On or about May 18, 1989, Mr. Palmer left federal service and accepted the offered position with the United Services of America Federal Credit Union in Korea, where he remained until approximately 2 years later, when he was offered a position with the Valley Credit Union in San Jose, California. He accepted that position and submitted a request for permanent change-of-station orders to his former Army employer based on the May 17, 1989, approval for delayed travel and transportation. In response, his request was denied and he was informed that his May 1989 travel delay request should not have been approved since there was no authority in the Joint Travel Regulations to do so in the circumstances.

He thereafter performed travel and made claim for the expenses incurred and losses sustained when he disposed of personal goods overseas, arguing that his request for delayed travel had been approved and that he should not be required to suffer financial hardship because the Army erred when it granted him a 2-year travel and transportation delay. His claim was disallowed by various offices within the Department of the Army. On appeal here, our Claims Group sustained those disallowance actions.

Paragraph C4202 of Volume 2, Joint Travel Regulations (2 JTR) entitled "LOSS OF TRAVEL AND TRANSPORTATION ENTITLEMENT," provides, in part, in subparagraph C4202-2 that overseas commanders may authorize delay of return travel for a reasonable period based on a written request, with 90 days stated as being the maximum reasonable period. That subsection also permits commanding officer approval of delays up to 2 years where the request sets forth "unusual extenuating circumstances." However, that provision goes on to state, in part:

". . . written requests for delayed travel overseas from employees separating overseas to accept private overseas employment . . . will not be accepted."

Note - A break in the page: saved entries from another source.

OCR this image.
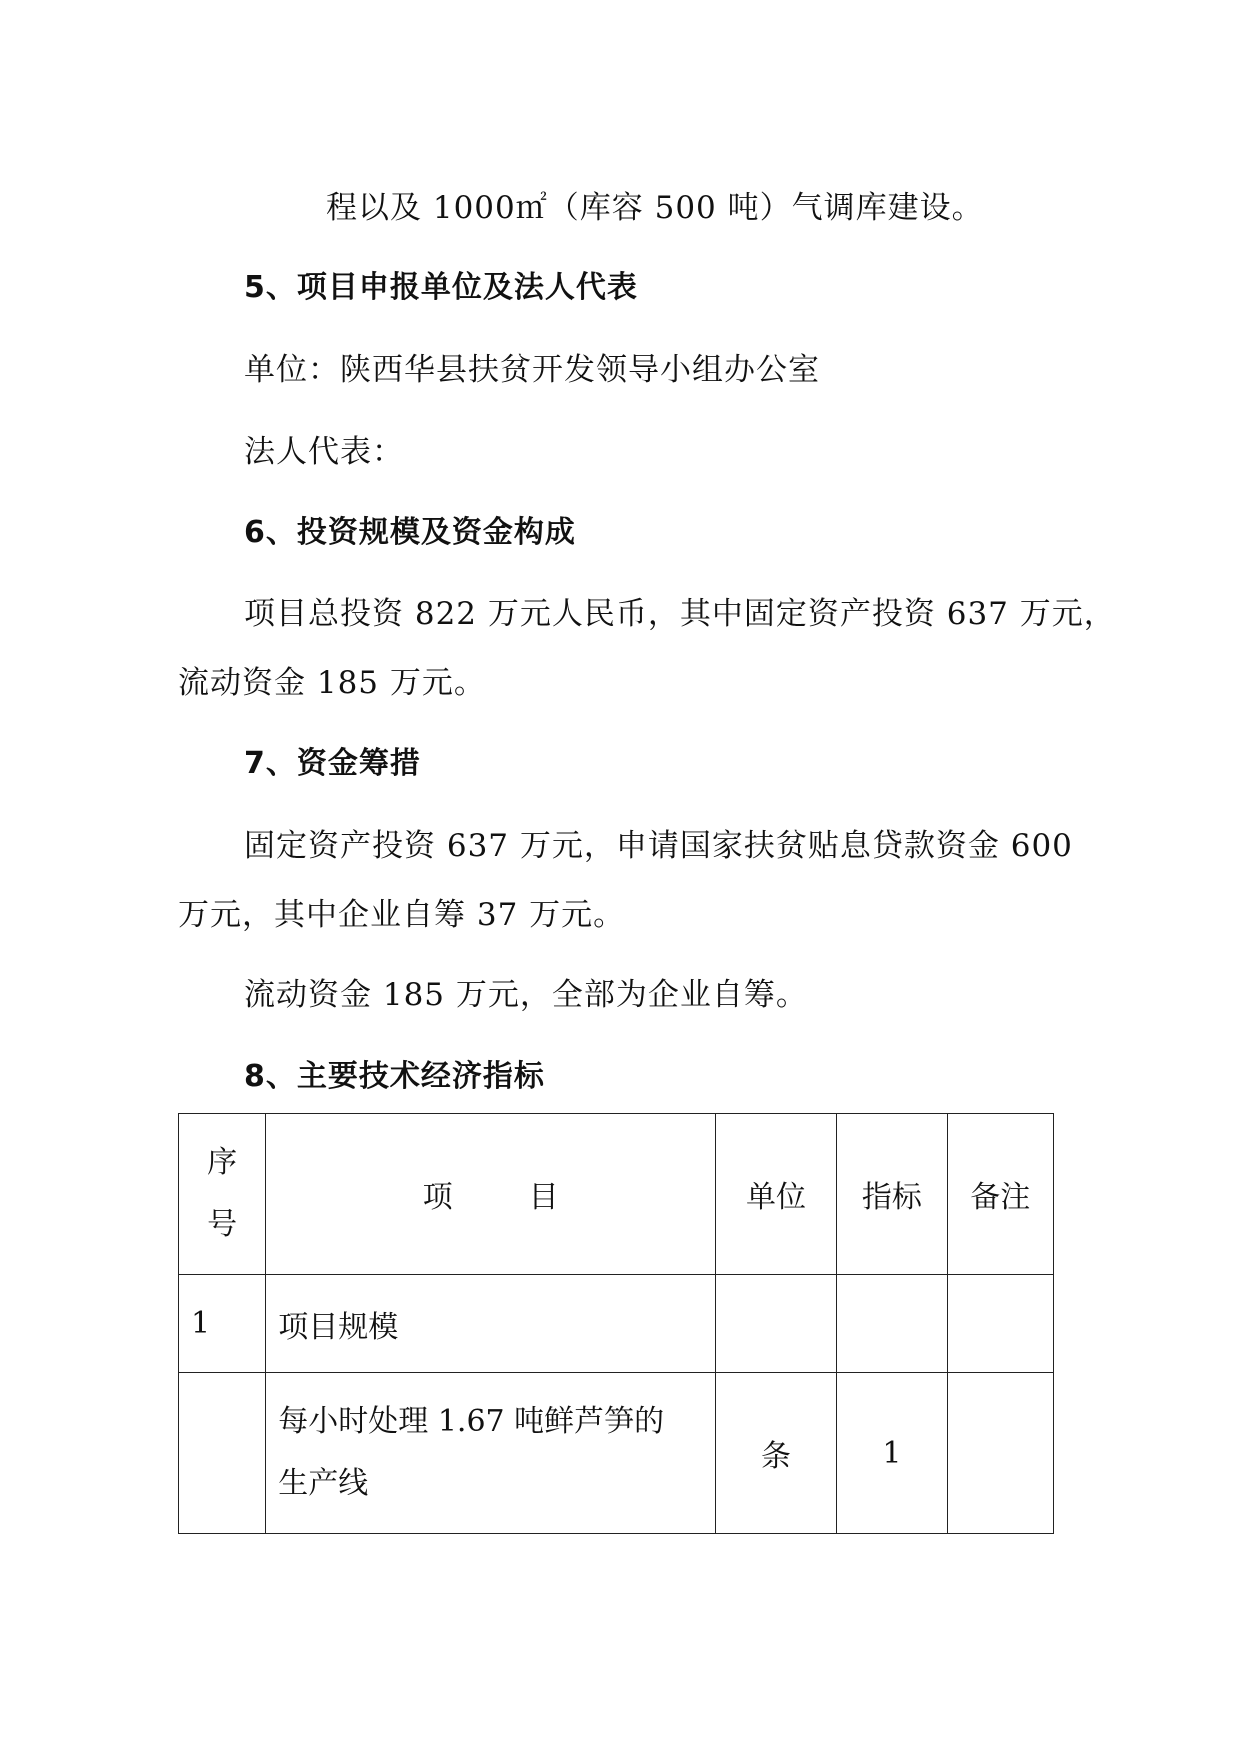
程以及 1000㎡（库容 500 吨）气调库建设。
5、项目申报单位及法人代表
单位：陕西华县扶贫开发领导小组办公室
法人代表：
6、投资规模及资金构成
项目总投资 822 万元人民币，其中固定资产投资 637 万元，
流动资金 185 万元。
7、资金筹措
固定资产投资 637 万元，申请国家扶贫贴息贷款资金 600
万元，其中企业自筹 37 万元。
流动资金 185 万元，全部为企业自筹。
8、主要技术经济指标
序
号	项 目	单位	指标	备注
1	项目规模			

	每小时处理 1.67 吨鲜芦笋的
生产线	条	1	
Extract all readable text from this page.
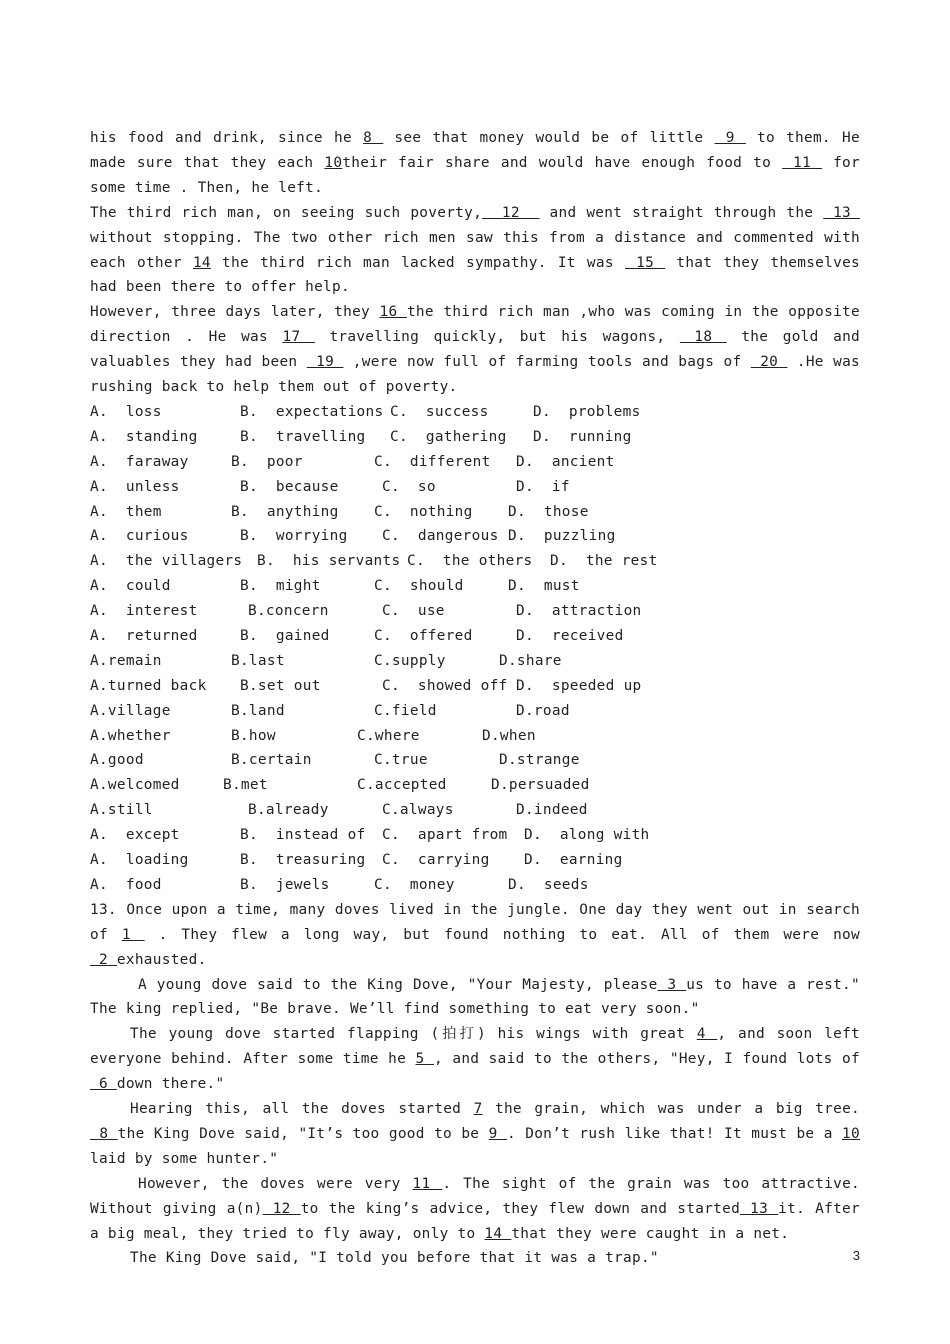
his food and drink, since he 8  see that money would be of little  9  to them. He made sure that they each 10their fair share and would have enough food to  11  for some time . Then, he left.

The third rich man, on seeing such poverty,  12   and went straight through the  13  without stopping. The two other rich men saw this from a distance and commented with each other 14 the third rich man lacked sympathy. It was  15  that they themselves had been there to offer help.

However, three days later, they 16 the third rich man ,who was coming in the opposite direction . He was 17  travelling quickly, but his wagons,  18  the gold and valuables they had been  19  ,were now full of farming tools and bags of  20  .He was rushing back to help them out of poverty.

A.  loss	B.  expectations C.  success	D.  problems
A.  standing	B.  travelling C.  gathering D.  running
A.  faraway	B.  poor	C.  different D.  ancient
A.  unless	B.  because	C.  so	D.  if
A.  them	B.  anything C.  nothing D.  those
A.  curious	B.  worrying C.  dangerous D.  puzzling
A.  the villagers B.  his servants C.  the others D.  the rest
A.  could	B.  might	C.  should	D.  must
A.  interest	B.concern	C.  use	D.  attraction
A.  returned	B.  gained	C.  offered	D.  received
A.remain	B.last	C.supply	D.share
A.turned back B.set out	C.  showed off D.  speeded up
A.village	B.land	C.field	D.road
A.whether	B.how	C.where	D.when
A.good	B.certain	C.true	D.strange
A.welcomed	B.met	C.accepted	D.persuaded
A.still	B.already	C.always	D.indeed
A.  except	B.  instead of C.  apart from D.  along with
A.  loading	B.  treasuring C.  carrying D.  earning
A.  food	B.  jewels	C.  money	D.  seeds

13. Once upon a time, many doves lived in the jungle. One day they went out in search of 1  . They flew a long way, but found nothing to eat. All of them were now 2 exhausted.

A young dove said to the King Dove, "Your Majesty, please 3 us to have a rest." The king replied, "Be brave. We’ll find something to eat very soon."

The young dove started flapping (拍打) his wings with great 4 , and soon left everyone behind. After some time he 5 , and said to the others, "Hey, I found lots of 6 down there."

Hearing this, all the doves started 7 the grain, which was under a big tree. 8 the King Dove said, "It’s too good to be 9 . Don’t rush like that! It must be a 10 laid by some hunter."

However, the doves were very 11 . The sight of the grain was too attractive. Without giving a(n) 12 to the king’s advice, they flew down and started 13 it. After a big meal, they tried to fly away, only to 14 that they were caught in a net.

The King Dove said, "I told you before that it was a trap."	3
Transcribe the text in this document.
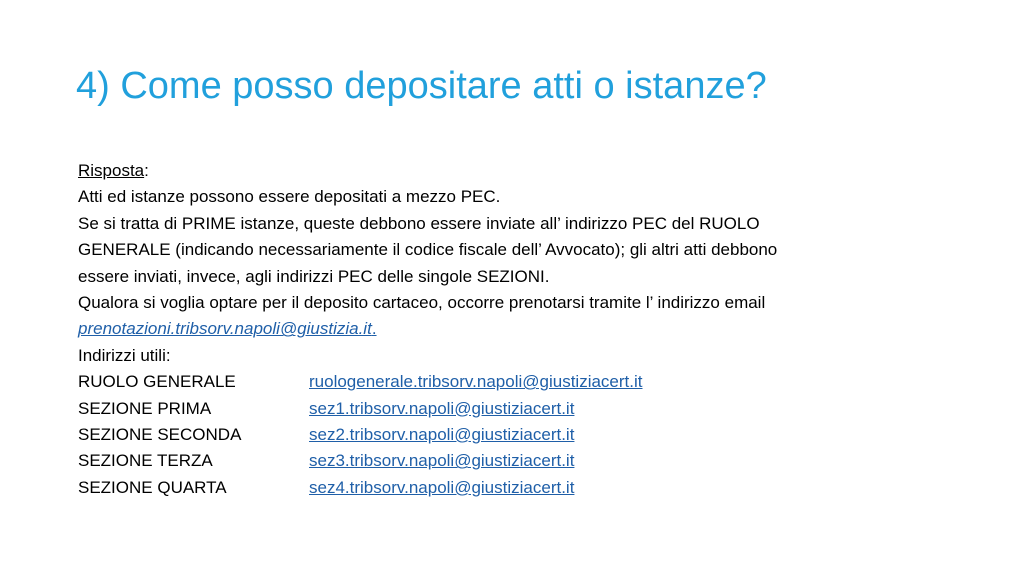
4) Come posso depositare atti o istanze?
Risposta:
Atti ed istanze possono essere depositati a mezzo PEC.
Se si tratta di PRIME istanze, queste debbono essere inviate all’ indirizzo PEC del RUOLO
GENERALE (indicando necessariamente il codice fiscale dell’ Avvocato); gli altri atti debbono
essere inviati, invece, agli indirizzi PEC delle singole SEZIONI.
Qualora si voglia optare per il deposito cartaceo, occorre prenotarsi tramite l’ indirizzo email
prenotazioni.tribsorv.napoli@giustizia.it.
Indirizzi utili:
RUOLO GENERALE	ruologenerale.tribsorv.napoli@giustiziacert.it
SEZIONE PRIMA	sez1.tribsorv.napoli@giustiziacert.it
SEZIONE SECONDA	sez2.tribsorv.napoli@giustiziacert.it
SEZIONE TERZA	sez3.tribsorv.napoli@giustiziacert.it
SEZIONE QUARTA	sez4.tribsorv.napoli@giustiziacert.it
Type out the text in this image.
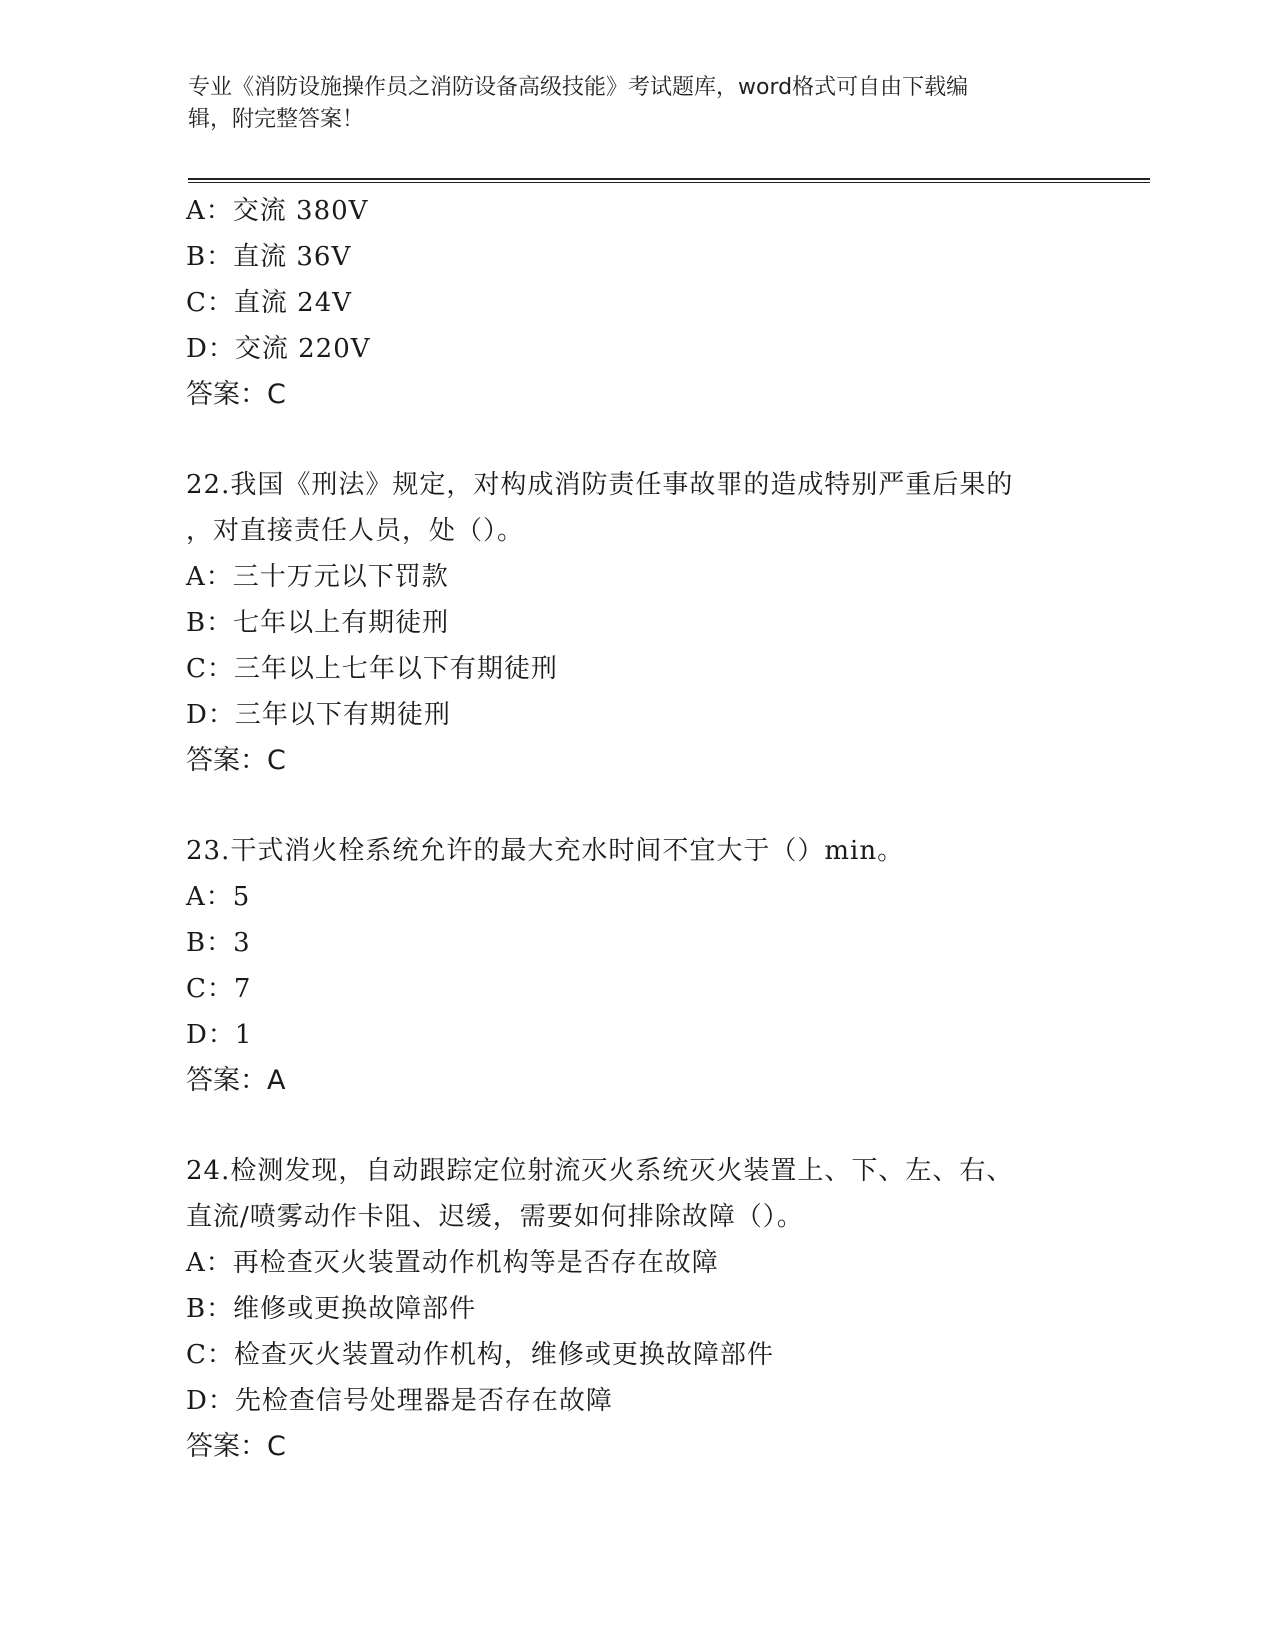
专业《消防设施操作员之消防设备高级技能》考试题库，word格式可自由下载编
辑，附完整答案！
A：交流 380V
B：直流 36V
C：直流 24V
D：交流 220V
答案：C
22.我国《刑法》规定，对构成消防责任事故罪的造成特别严重后果的
，对直接责任人员，处（）。
A：三十万元以下罚款
B：七年以上有期徒刑
C：三年以上七年以下有期徒刑
D：三年以下有期徒刑
答案：C
23.干式消火栓系统允许的最大充水时间不宜大于（）min。
A：5
B：3
C：7
D：1
答案：A
24.检测发现，自动跟踪定位射流灭火系统灭火装置上、下、左、右、
直流/喷雾动作卡阻、迟缓，需要如何排除故障（）。
A：再检查灭火装置动作机构等是否存在故障
B：维修或更换故障部件
C：检查灭火装置动作机构，维修或更换故障部件
D：先检查信号处理器是否存在故障
答案：C
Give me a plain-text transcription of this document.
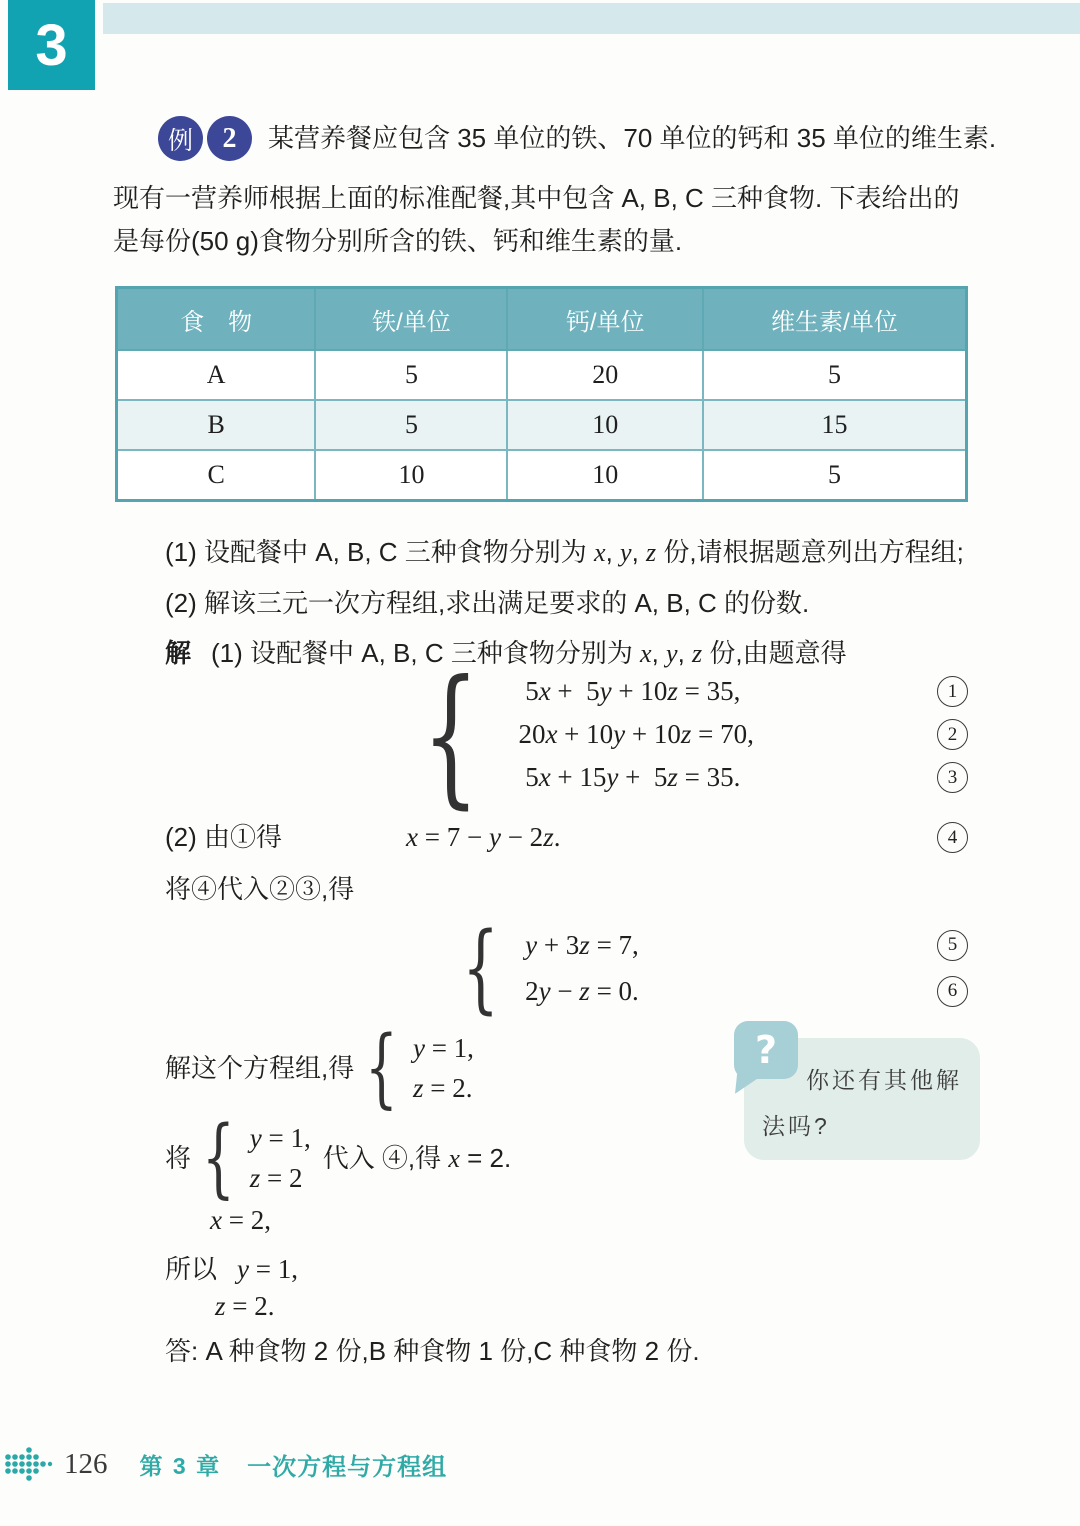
3
例	2	某营养餐应包含 35 单位的铁、70 单位的钙和 35 单位的维生素.
现有一营养师根据上面的标准配餐,其中包含 A, B, C 三种食物. 下表给出的
是每份(50 g)食物分别所含的铁、钙和维生素的量.
食　物	铁/单位	钙/单位	维生素/单位
A	5	20	5
B	5	10	15
C	10	10	5
(1) 设配餐中 A, B, C 三种食物分别为 x, y, z 份,请根据题意列出方程组;
(2) 解该三元一次方程组,求出满足要求的 A, B, C 的份数.
解 (1) 设配餐中 A, B, C 三种食物分别为 x, y, z 份,由题意得
{ 5x +  5y + 10z = 35,	1
20x + 10y + 10z = 70,	2
5x + 15y +  5z = 35.	3
(2) 由①得	x = 7 − y − 2z.	4
将④代入②③,得
{ y + 3z = 7,	5
2y − z = 0.	6
解这个方程组,得 { y = 1,
z = 2.
?
你还有其他解
法吗?
将 { y = 1,
z = 2
代入 ④,得 x = 2.
x = 2,
所以 y = 1,
z = 2.
答: A 种食物 2 份,B 种食物 1 份,C 种食物 2 份.
126 第 3 章 一次方程与方程组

Thus, under these provisions, a commanding officer may not legally approve a written request for delayed return travel where the delay is to permit the employee to separate overseas to accept private overseas employment.

This Office has long held that return travel from an overseas location must be clearly incidental to the termination of the overseas assignment. Where an individual has separated from service overseas for the purpose of accepting private employment at the overseas location, return travel performed thereafter is not reimbursable by the government as incident to the separation. Consuelo K. Wassink, 62 Comp.Gen. 200 (1983) and decision cited. See also Bertha D. Ackerman, B-245649, Apr. 30, 1992.

In the present case, Mr. Palmer did not intend to return to the continental United States when he separated in May 1989. His sole purpose for leaving government service was to accept a position with a private employer in Korea. The reason he left Korea and returned to the continental United States in April 1991 was to accept a private position in San Jose, California. With regard to his claim that he was given erroneous advice by the TSO, it is well settled that the government is not bound by the erroneous acts or advice of its agents. See OPM v. Richmond, 110 S. Ct. 2465 (1990); Schweiker v. Hansen, 450 U.S. 785 (1981); and Federal Crop Insurance Corp. v. Merrill, 332 U.S. 380 (1947).

In the circumstances, it is our view that such travel as Mr. Palmer and his family performed in April 1991 was not incidental to termination of his federal service and our Claims Group action denying his claim is sustained.

To: Director, Claims Group - GGD From: General Counsel - James F. Hinchman

Subject: Wayne H. Palmer - Return Travel from Overseas - B-247585-O.M.

We are returning Claim File Z-2867260 in the case of Mr. Wayne H. Palmer. By decision B-247585, dated today, copy attached, we have sustained your disallowance of Mr. Palmer's claim.